How to manage symptoms

These steps can help reduce the discomfort you might feel when you have a ganglion cyst:

  • Warm, moist compresses, which can reduce pain and swelling.
  • Over-the-counter (OTC) anti-inflammatory medications or pain relievers such as ibuprofen (Advil) or acetaminophen (Tylenol). 
  • Activity modification, since it can help to avoid movements that make your symptoms worse.
  • Protective gear or padding, which can keep you from bumping the cyst by mistake.
  • Adaptive devices like braces or splints can stabilize your joints.
  • Hand exercises that can improve your mobility and strength.

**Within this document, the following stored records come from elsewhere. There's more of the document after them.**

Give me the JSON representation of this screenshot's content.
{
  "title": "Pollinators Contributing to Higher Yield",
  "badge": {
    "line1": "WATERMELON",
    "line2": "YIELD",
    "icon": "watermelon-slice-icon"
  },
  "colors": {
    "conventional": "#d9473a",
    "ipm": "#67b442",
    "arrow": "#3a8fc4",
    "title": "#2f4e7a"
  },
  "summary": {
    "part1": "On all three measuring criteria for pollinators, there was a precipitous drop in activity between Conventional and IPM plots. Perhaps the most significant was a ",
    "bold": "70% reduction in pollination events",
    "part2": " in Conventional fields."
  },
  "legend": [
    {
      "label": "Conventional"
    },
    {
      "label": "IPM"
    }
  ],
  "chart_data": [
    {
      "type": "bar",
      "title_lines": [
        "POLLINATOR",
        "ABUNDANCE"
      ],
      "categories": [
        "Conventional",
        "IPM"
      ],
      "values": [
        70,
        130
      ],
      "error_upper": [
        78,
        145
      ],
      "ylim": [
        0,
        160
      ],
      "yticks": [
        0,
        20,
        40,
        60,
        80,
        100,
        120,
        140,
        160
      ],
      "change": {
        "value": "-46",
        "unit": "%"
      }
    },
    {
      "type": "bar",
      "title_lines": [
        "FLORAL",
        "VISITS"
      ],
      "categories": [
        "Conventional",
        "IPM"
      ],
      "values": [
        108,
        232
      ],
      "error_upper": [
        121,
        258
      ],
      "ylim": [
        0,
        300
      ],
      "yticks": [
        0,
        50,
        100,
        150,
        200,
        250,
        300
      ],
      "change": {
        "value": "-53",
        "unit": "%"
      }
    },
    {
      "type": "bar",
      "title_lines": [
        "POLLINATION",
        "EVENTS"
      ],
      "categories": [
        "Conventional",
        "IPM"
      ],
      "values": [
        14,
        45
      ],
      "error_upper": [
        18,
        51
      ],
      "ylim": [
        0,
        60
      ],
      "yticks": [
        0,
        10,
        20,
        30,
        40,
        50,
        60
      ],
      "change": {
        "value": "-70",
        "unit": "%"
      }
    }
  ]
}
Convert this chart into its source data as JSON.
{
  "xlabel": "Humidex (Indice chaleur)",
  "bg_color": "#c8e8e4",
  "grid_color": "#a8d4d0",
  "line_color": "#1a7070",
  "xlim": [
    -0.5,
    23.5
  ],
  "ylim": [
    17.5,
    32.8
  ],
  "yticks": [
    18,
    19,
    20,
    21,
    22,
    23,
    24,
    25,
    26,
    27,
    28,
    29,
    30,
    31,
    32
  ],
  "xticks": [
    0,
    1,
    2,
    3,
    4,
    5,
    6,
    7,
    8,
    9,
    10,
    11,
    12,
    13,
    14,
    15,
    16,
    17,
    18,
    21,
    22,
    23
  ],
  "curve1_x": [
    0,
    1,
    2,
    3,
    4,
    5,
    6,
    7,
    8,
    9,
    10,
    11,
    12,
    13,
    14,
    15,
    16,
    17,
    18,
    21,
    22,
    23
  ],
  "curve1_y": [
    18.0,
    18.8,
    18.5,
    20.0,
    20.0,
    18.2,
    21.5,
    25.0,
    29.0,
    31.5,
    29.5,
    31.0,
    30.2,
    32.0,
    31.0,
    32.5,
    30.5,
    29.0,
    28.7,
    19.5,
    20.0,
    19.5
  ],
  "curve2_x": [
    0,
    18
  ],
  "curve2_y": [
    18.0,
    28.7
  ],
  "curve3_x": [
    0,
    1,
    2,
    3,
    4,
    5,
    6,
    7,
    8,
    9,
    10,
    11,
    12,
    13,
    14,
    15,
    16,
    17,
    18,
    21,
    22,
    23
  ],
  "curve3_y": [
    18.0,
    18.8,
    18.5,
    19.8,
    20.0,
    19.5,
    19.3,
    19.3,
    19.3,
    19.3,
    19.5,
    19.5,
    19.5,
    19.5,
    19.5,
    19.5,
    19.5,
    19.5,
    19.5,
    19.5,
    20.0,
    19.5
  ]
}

How to prevent ganglion cysts

You can’t eliminate your risk of ganglion cysts. But you can take steps to make them less likely:

  • Protect your joints: If you’re using your joints repeatedly, keep them safer with braces, splints or ergonomic support. Protection is especially important for your wrists if you work on a computer or make the same motions with your hands regularly.
  • Avoid injuries: Wear safety gear when you’re playing sports. When you’re lifting heavy objects, use proper techniques to keep your wrists and hands safe.
  • Keep your joints healthy: Eating a balanced diet, drinking plenty of water and staying physically active can help. 
  • Get treatment quickly: If you notice any lumps, contact a health care provider. That way, you can keep the cyst from getting bigger and make complications less likely.

The bottom line

Ganglion cysts are small bumps that can develop on your hands, wrists or ankles. They can be uncomfortable or even painful, but they are usually not cancerous. 

If you have a bump, you should have it evaluated by a health care provider. That way, you can work together to come up with a treatment plan.